Vanneck-Smith reported that WSJ+ now has more than 300,000 activated members, 61 percent of whom have said the programme’s offerings form a core part of why they subscribe.

She shared that the strategy the company is following has increased customer acquisition by 11 percent, reduced churn by 20 percent and enabled a price rise into the membership base in the last 12 months.

“That’s the difference between subscribers and members,” she said. “Members are engaged, they’re more rewarded, more connected and thankfully, more profitable.”

Vanneck-Smith agreed that a brand such as WSJ is in a unique position to take advantage of a members-driven premium offering, but noted that it is a path open to any media brand willing.

“People pay for what they value, and every news brand that has a loyal audience can do what we’ve done," she said. "Just do it differently. The Times isn’t The Journal and they’ve done it, in fact, the model was proven there.”

Vanneck-Smith said that the first step begins with customers, and understanding why they trust you as their media brand of choice and what content they want to get close to.

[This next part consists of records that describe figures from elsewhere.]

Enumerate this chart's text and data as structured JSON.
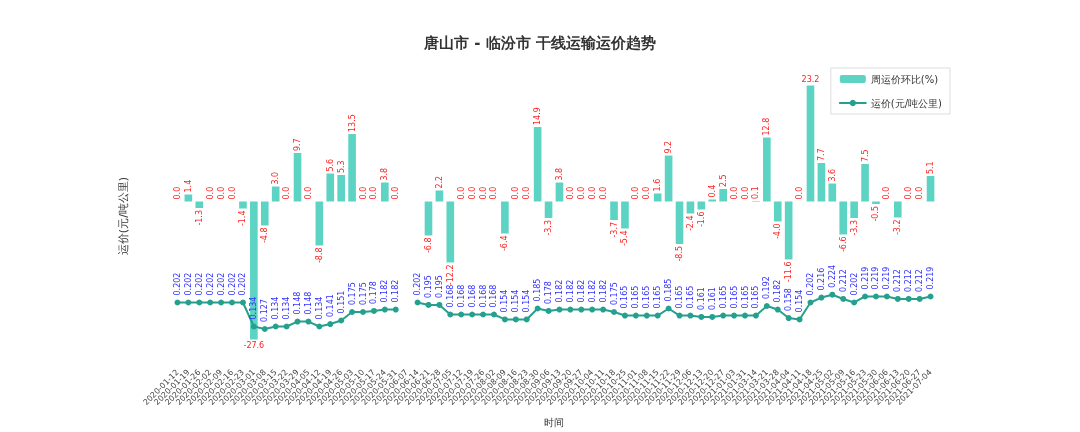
{
  "chart_data": {
    "type": "bar",
    "title": "唐山市 - 临汾市 干线运输运价趋势",
    "ylabel": "运价(元/吨公里)",
    "xlabel": "时间",
    "legend": "top right",
    "categories": [
      "2020-01-12",
      "2020-01-19",
      "2020-01-26",
      "2020-02-02",
      "2020-02-09",
      "2020-02-16",
      "2020-02-23",
      "2020-03-01",
      "2020-03-08",
      "2020-03-15",
      "2020-03-22",
      "2020-03-29",
      "2020-04-05",
      "2020-04-12",
      "2020-04-19",
      "2020-04-26",
      "2020-05-03",
      "2020-05-10",
      "2020-05-17",
      "2020-05-24",
      "2020-05-31",
      "2020-06-07",
      "2020-06-14",
      "2020-06-21",
      "2020-06-28",
      "2020-07-05",
      "2020-07-12",
      "2020-07-19",
      "2020-07-26",
      "2020-08-02",
      "2020-08-09",
      "2020-08-16",
      "2020-08-23",
      "2020-08-30",
      "2020-09-06",
      "2020-09-13",
      "2020-09-20",
      "2020-09-27",
      "2020-10-04",
      "2020-10-11",
      "2020-10-18",
      "2020-10-25",
      "2020-11-01",
      "2020-11-08",
      "2020-11-15",
      "2020-11-22",
      "2020-11-29",
      "2020-12-06",
      "2020-12-13",
      "2020-12-20",
      "2020-12-27",
      "2021-01-03",
      "2021-01-31",
      "2021-03-14",
      "2021-03-21",
      "2021-03-28",
      "2021-04-04",
      "2021-04-11",
      "2021-04-18",
      "2021-04-25",
      "2021-05-02",
      "2021-05-09",
      "2021-05-16",
      "2021-05-23",
      "2021-05-30",
      "2021-06-06",
      "2021-06-13",
      "2021-06-20",
      "2021-06-27",
      "2021-07-04"
    ],
    "series": [
      {
        "name": "周运价环比(%)",
        "color": "#5dd3c3",
        "values": [
          0.0,
          1.4,
          -1.3,
          0.0,
          0.0,
          0.0,
          -1.4,
          -27.6,
          -4.8,
          3.0,
          0.0,
          9.7,
          0.0,
          -8.8,
          5.6,
          5.3,
          13.5,
          0.0,
          0.0,
          3.8,
          0.0,
          null,
          null,
          -6.8,
          2.2,
          -12.2,
          0.0,
          0.0,
          0.0,
          0.0,
          -6.4,
          0.0,
          0.0,
          14.9,
          -3.3,
          3.8,
          0.0,
          0.0,
          0.0,
          0.0,
          -3.7,
          -5.4,
          0.0,
          0.0,
          1.6,
          9.2,
          -8.5,
          -2.4,
          -1.6,
          0.4,
          2.5,
          0.0,
          0.0,
          0.1,
          12.8,
          -4.0,
          -11.6,
          0.0,
          23.2,
          7.7,
          3.6,
          -6.6,
          -3.3,
          7.5,
          -0.5,
          0.0,
          -3.2,
          0.0,
          0.0,
          5.1
        ],
        "value_labels": [
          "0.0",
          "1.4",
          "-1.3",
          "0.0",
          "0.0",
          "0.0",
          "-1.4",
          "-27.6",
          "-4.8",
          "3.0",
          "0.0",
          "9.7",
          "0.0",
          "-8.8",
          "5.6",
          "5.3",
          "13.5",
          "0.0",
          "0.0",
          "3.8",
          "0.0",
          null,
          null,
          "-6.8",
          "2.2",
          "-12.2",
          "0.0",
          "0.0",
          "0.0",
          "0.0",
          "-6.4",
          "0.0",
          "0.0",
          "14.9",
          "-3.3",
          "3.8",
          "0.0",
          "0.0",
          "0.0",
          "0.0",
          "-3.7",
          "-5.4",
          "0.0",
          "0.0",
          "1.6",
          "9.2",
          "-8.5",
          "-2.4",
          "-1.6",
          "0.4",
          "2.5",
          "0.0",
          "0.0",
          "0.1",
          "12.8",
          "-4.0",
          "-11.6",
          "0.0",
          "23.2",
          "7.7",
          "3.6",
          "-6.6",
          "-3.3",
          "7.5",
          "-0.5",
          "0.0",
          "-3.2",
          "0.0",
          "0.0",
          "5.1"
        ]
      },
      {
        "name": "运价(元/吨公里)",
        "type": "line",
        "axis": "y2",
        "color": "#26a08e",
        "marker": "circle",
        "values": [
          0.202,
          0.202,
          0.202,
          0.202,
          0.202,
          0.202,
          0.202,
          0.134,
          0.127,
          0.134,
          0.134,
          0.148,
          0.148,
          0.134,
          0.141,
          0.151,
          0.175,
          0.175,
          0.178,
          0.182,
          0.182,
          null,
          0.202,
          0.195,
          0.195,
          0.168,
          0.168,
          0.168,
          0.168,
          0.168,
          0.154,
          0.154,
          0.154,
          0.185,
          0.178,
          0.182,
          0.182,
          0.182,
          0.182,
          0.182,
          0.175,
          0.165,
          0.165,
          0.165,
          0.165,
          0.185,
          0.165,
          0.165,
          0.161,
          0.161,
          0.165,
          0.165,
          0.165,
          0.165,
          0.192,
          0.182,
          0.158,
          0.154,
          0.202,
          0.216,
          0.224,
          0.212,
          0.202,
          0.219,
          0.219,
          0.219,
          0.212,
          0.212,
          0.212,
          0.219
        ],
        "value_labels": [
          "0.202",
          "0.202",
          "0.202",
          "0.202",
          "0.202",
          "0.202",
          "0.202",
          "0.134",
          "0.127",
          "0.134",
          "0.134",
          "0.148",
          "0.148",
          "0.134",
          "0.141",
          "0.151",
          "0.175",
          "0.175",
          "0.178",
          "0.182",
          "0.182",
          null,
          "0.202",
          "0.195",
          "0.195",
          "0.168",
          "0.168",
          "0.168",
          "0.168",
          "0.168",
          "0.154",
          "0.154",
          "0.154",
          "0.185",
          "0.178",
          "0.182",
          "0.182",
          "0.182",
          "0.182",
          "0.182",
          "0.175",
          "0.165",
          "0.165",
          "0.165",
          "0.165",
          "0.185",
          "0.165",
          "0.165",
          "0.161",
          "0.161",
          "0.165",
          "0.165",
          "0.165",
          "0.165",
          "0.192",
          "0.182",
          "0.158",
          "0.154",
          "0.202",
          "0.216",
          "0.224",
          "0.212",
          "0.202",
          "0.219",
          "0.219",
          "0.219",
          "0.212",
          "0.212",
          "0.212",
          "0.219"
        ]
      }
    ]
  }
}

“For years, there was this arms-length relationship between journalists and their readers, but that whole dynamic has changed,” she added. “The magic ingredient is events, which in an increasingly digital world, matters.”

Brands, join the club

A membership-based media brand is also advantageous to brands, said Vanneck-Smith, because it provides opportunities to do more beyond the traditional—and still available—advertising options.

As membership is built on recommendation and advocacy, how members arrive at a brand’s space differs from regular readers, and the environment created is a trusted one.

“I would say to advertisers and brands, that particularly in digital, we have made a lot of mistakes as an industry,” she said.

Vanneck-Smith pointed to the viewability issue, where “we thought it was okay to sell ads that no one looked at” and the problem of lazy creative, where an ad gets in the way of the content experience—the reason why a reader is there in the first place.

“Now we’ve got ad-blockers,” she added. “People don’t switch on ad-blockers out of principle. They switch it on because they’re annoyed, and we as an industry created that problem.”

In a membership world, advertising should be part of the customer experience, not a separate or antagonistic component.

“You have interesting ways of connecting with the audience,” she added. “From speaking directly with the community through to custom content and partnerships, we’re only scratching the surface.”

When it comes to cultivating members from Asia Pacific, Vanneck-Smith admits that Asian membership, while growing, is “not where I want it to be.”

Currently, WSJ’s subscriber base is predominantly from the United States, with only 8 percent coming from international readers, half of which stem from Asia.

“You’ll probably see us get to a 90-10 spilt in terms of audience as we move forward with our goal of 3 million WSJ subscribers globally in three years,” she said. “But our growth internationally will be significant. We’re already seeing that in digital, and especially as we invest heavily in mobile."